Chill Out, Not Burnout

Brittany Raysby, Staff writer

It’s 3 a.m. and you are sitting on your floor with three finished coffees and you just cracked open a 5 hour energy shot. Your paper is due later that morning and you already regret your current life choices. Ready or not, finals season is waiting around the corner.

         When the insanity of school and work get in the way, it’s easy to forget to eat properly and get enough sleep. The late nights spent writing a paper or cramming for a test pile up, and the next thing you know, you’re totally drained. Stressing too much about grades and performance in classes can end up biting you in the ass. While your grades are important to your future degree, your physical and mental health are just as important.

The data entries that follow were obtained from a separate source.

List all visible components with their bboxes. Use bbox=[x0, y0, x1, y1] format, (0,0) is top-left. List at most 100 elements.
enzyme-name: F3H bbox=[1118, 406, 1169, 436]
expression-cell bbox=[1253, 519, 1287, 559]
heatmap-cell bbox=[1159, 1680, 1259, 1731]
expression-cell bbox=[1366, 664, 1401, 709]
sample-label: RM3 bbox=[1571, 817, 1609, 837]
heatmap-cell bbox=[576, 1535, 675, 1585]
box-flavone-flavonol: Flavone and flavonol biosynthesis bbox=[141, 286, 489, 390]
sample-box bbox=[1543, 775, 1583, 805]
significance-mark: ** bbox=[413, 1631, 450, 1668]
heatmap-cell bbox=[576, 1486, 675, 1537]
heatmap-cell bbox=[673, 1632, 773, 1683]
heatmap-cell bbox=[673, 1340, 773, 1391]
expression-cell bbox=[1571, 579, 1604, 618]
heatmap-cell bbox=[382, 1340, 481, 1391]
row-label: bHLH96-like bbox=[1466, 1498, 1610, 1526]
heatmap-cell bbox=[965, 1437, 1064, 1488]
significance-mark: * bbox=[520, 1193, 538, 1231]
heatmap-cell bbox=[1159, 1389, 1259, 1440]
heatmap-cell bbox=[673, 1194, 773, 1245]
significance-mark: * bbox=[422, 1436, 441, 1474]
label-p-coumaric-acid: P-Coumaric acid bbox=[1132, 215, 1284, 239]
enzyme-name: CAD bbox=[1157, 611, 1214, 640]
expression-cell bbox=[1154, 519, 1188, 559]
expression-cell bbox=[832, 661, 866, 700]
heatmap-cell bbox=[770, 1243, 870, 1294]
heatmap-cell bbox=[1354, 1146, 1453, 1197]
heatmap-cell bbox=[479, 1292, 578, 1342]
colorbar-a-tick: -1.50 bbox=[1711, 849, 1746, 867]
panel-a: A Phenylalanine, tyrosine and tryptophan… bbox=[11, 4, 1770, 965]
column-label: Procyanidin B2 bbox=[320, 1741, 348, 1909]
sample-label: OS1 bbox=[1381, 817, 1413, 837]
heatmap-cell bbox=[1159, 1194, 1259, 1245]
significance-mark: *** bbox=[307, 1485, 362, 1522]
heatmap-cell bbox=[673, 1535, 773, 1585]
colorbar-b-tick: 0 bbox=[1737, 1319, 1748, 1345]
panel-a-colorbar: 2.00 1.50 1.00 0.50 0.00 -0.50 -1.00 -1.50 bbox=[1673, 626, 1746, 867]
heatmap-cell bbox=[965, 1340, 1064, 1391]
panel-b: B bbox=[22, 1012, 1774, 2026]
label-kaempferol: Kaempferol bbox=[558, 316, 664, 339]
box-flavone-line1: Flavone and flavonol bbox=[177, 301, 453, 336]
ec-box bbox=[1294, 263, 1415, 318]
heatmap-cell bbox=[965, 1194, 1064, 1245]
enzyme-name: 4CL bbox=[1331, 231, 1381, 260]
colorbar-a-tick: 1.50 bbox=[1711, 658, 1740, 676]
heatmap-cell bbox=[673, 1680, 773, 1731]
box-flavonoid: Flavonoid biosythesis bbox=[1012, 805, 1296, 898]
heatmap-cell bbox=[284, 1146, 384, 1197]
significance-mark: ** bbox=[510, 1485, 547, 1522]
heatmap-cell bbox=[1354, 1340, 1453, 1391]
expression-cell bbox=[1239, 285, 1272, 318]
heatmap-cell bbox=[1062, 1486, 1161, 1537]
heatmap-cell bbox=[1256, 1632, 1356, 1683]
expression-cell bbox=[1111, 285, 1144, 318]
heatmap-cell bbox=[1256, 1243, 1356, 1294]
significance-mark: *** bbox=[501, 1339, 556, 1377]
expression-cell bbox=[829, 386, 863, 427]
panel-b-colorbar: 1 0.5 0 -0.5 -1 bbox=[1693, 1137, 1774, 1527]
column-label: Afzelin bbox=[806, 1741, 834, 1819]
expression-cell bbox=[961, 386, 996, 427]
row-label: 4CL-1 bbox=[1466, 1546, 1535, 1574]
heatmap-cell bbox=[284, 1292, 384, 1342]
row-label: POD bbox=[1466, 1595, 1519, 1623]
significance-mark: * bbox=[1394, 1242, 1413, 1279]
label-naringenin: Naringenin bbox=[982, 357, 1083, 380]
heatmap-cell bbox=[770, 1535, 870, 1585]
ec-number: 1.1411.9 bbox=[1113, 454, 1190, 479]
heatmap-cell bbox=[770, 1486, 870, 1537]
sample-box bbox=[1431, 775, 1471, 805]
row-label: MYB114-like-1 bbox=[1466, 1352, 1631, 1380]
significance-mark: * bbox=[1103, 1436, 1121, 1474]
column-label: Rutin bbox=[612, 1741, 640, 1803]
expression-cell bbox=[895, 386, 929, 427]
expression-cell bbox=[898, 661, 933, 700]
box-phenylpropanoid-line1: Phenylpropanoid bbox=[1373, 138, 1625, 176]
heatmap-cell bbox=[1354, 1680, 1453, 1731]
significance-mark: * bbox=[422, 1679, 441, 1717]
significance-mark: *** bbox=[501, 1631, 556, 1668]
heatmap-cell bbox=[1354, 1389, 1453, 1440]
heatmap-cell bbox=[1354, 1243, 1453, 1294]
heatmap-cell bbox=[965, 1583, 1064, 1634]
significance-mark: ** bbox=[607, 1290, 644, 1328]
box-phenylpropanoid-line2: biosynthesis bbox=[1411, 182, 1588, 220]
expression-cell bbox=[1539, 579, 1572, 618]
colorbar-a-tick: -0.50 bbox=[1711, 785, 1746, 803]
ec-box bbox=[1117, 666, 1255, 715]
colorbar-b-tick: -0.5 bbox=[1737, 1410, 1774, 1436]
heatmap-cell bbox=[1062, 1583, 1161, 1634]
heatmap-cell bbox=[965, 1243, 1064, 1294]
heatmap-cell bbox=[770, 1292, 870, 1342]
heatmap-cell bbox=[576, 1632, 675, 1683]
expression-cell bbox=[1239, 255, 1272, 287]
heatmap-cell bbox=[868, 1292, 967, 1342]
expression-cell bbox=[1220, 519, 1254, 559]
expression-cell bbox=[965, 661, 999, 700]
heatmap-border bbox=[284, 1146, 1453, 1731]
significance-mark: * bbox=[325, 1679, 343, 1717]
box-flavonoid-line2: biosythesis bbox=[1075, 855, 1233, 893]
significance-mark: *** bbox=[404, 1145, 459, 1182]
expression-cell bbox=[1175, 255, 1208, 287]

  • Drink Water & Stay Hydrated

While it may seem almost too simple, drinking water is paramount in staying healthy. Not only does it help keep your immune system going, it helps your brain say fresh too.

          According to Fiona Macrae, author of the article “How to Do Better in Your Exams”,  she writes,  “Students who took a drink into the exam hall did up to 10 percent better than those who did not – the difference between a grade.”

          Although researchers are unable to pinpoint exactly why this is, it seems to help considerably when studying and taking tests. Also, try not to overdo the coffee and energy drink combo. It comes back to haunt you.

  • Meditate and Give Your Brain a Break

When stress begins to build up and your brain starts to feel like crispy fried chicken, give yourself a break. Meditation and deep breathing exercises help clear the mind and relax the body.

         According to Jennifer Acosta Scott, author of the article “College Life: 10 Ways to Reduce Stress”, she writes, “ When you feel stressed, deep-breathing exercises can help melt away the tension. Try this exercise: Inhale slowly through your nose, hold the breath for a few seconds, then exhale through your mouth, and repeat as needed. This helps prevent the short, shallow breaths that often accompany feelings of tension.”

         Loosen up a bit and move around too. Take a 15 minute break and crank some music. Watch a YouTube video or two. Make some coffee. Stretch your poor, cramped legs. You’ll hit the books feeling more refreshed and less stressed.

  • Try to get some sleep

Yes, we’ve all experienced our fair share of all-nighters. Despite what many health articles say against them, I will still be pulling 36-hour-days, scrambling to get a paper done. Unfortunately, this isn’t the best way of going about studying or writing papers, so if you want to stay ahead of the game, sleep!

         According to Diana Rodriguez, author of the article “10 Tips for Better Sleep at College”, she writes, “Good sleep can boost your cognition, or thinking skills, and memory — and bad or insufficient sleep can worsen them. Staying up all night to cram for a test may be doing more harm than good: The effects of sleep deprivation may offset the benefits of all that extra studying into the wee hours of the morning.”